First we'll create a dask client here, I won't dig into the details of this here but you can get a good overview in the getting started pages.
from distributed import Client
client = Client()
Since we don't want to load all of our data into memory we can great a generator that will yield one row at a time. In this case we'll start by exploring the Title
column
def yield_titles():
for row in ds:
yield row["Title"]
We can see that this returns a generator
yield_titles()
next(iter(yield_titles()))
We can store this in a titles variable.
titles = yield_titles()
We'll now import dask bag.
import dask.bag as db
We can create a dask bag object using the from_sequence
method.
bag = db.from_sequence(titles)
bag
We can look at an example using the take
method
bag.take(1)
dask bag has a bunch of handy methods for processing data (some of these we could also do in 🤗 datasets but others are not available as specific methods in datasets).

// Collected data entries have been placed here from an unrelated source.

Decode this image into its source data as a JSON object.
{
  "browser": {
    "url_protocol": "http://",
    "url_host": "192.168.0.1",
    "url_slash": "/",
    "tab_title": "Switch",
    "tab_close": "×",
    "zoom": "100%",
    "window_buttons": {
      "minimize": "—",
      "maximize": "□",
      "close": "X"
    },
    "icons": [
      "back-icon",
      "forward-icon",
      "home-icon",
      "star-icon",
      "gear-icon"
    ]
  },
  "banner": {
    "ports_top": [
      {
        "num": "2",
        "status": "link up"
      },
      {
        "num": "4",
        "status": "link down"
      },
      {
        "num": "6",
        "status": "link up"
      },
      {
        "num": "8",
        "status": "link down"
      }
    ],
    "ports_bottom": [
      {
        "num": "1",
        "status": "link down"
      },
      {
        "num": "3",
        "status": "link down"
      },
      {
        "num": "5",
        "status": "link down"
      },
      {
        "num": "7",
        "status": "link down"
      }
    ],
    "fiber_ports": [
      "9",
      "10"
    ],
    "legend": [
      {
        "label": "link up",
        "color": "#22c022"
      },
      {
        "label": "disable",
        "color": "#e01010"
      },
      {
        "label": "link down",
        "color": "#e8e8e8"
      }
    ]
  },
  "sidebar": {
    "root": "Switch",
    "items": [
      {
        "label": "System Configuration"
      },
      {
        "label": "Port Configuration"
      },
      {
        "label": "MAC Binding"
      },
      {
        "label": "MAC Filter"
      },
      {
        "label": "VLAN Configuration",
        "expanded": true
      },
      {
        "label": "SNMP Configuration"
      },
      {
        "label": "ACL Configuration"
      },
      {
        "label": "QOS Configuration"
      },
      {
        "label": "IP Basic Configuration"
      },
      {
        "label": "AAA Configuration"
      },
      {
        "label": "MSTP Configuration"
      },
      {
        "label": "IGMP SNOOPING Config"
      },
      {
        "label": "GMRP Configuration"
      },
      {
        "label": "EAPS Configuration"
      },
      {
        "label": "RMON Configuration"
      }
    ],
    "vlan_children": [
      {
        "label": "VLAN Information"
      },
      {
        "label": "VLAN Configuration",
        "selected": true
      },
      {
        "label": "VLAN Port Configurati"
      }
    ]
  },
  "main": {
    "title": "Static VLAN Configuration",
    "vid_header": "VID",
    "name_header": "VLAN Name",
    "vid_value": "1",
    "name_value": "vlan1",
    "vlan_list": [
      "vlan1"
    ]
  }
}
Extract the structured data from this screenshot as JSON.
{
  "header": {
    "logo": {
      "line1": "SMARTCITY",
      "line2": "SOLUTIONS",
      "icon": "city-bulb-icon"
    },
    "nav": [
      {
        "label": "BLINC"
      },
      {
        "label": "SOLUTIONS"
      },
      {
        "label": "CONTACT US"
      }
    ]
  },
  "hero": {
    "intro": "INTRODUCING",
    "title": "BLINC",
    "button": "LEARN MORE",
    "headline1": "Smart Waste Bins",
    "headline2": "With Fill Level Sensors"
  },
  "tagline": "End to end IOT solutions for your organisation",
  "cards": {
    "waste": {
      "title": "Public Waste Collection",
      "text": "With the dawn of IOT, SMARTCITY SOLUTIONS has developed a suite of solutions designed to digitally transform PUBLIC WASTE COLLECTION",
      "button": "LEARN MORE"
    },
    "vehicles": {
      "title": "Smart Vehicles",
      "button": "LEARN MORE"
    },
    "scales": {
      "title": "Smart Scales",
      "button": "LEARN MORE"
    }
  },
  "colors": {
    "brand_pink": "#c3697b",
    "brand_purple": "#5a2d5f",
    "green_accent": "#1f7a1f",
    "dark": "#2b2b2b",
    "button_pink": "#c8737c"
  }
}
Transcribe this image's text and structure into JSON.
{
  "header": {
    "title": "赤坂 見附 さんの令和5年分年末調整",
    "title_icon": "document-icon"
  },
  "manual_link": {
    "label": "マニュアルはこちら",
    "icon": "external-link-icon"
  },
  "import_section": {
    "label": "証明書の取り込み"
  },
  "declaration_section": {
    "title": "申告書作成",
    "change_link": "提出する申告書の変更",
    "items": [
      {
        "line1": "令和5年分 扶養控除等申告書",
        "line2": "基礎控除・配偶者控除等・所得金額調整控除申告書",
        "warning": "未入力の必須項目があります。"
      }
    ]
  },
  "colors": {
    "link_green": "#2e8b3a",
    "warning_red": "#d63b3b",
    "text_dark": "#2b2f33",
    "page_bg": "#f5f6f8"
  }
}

For example we can make sure we only have unique titles using the distinct
method.
unique_titles = bag.distinct()
unique_titles.take(4)
Similar to 🤗 datasets we have a map method that we can use to apply a function to all of our examples. In this case we split the title text into individual words.
title_words_split = unique_titles.map(lambda x: x.split(" "))
title_words_split.take(2)
We can see we now have all our words in a list. Helpfully dask bag has a flatten
method. This will consume our lists and put all the words in a single sequence.
flattend_title_words = title_words_split.flatten()
flattend_title_words.take(2)
We could now use the frequencies
method to get the top words.
freqs = flattend_title_words.frequencies(sort=True)
freqs
Since dask bag methods are lazy by default nothing has actually been calculated yet. We could just grab the top 10 words.
top_10_words = freqs.topk(10, key=1)
If we want the results of something we call compute
which will call all of the chained methods on our bag.
top_10_words.compute()
We could also do the same with lowered version
lowered_title_words = flattend_title_words.map(lambda x: x.lower())
freqs = lowered_title_words.frequencies(sort=True)
The visualize method gives you some insights into how the computation is managed by dask.
freqs.visualize(engine="cytoscape", optimize_graph=True)
ds.to_parquet("genre.parquet")
import dask.dataframe as dd
and load from this file
ddf = dd.read_parquet("genre.parquet")
As dask dataframe works quite similar to a pandas dataframe. It is lazy by default so if we just print it out
ddf
You'll see we don't actually get back any data. If we use head we get the number of examples we ask for.
ddf.head(3)
We have some familiar methods from pandas available to us
ddf = ddf.drop_duplicates(subset="Title")
As an example of something that would be a bit tricky in datasets, we can see how to groupby the mean title length by year of publication. First we create a new column for title length
ddf["title_len"] = ddf["Title"].map(lambda x: len(x))
We can then groupby the date of publication
grouped = ddf.groupby("Date of publication")
and then calculate the mean title_len
mean_title_len = grouped["title_len"].mean()
To actually compute this value we call the compute
method
mean_title_len.compute()
We can also create a plot in the usual way
mean_title_len.compute().plot()
This was a very quick overview. The dask docs go into much more detail as do the Hugging Face datasets docs.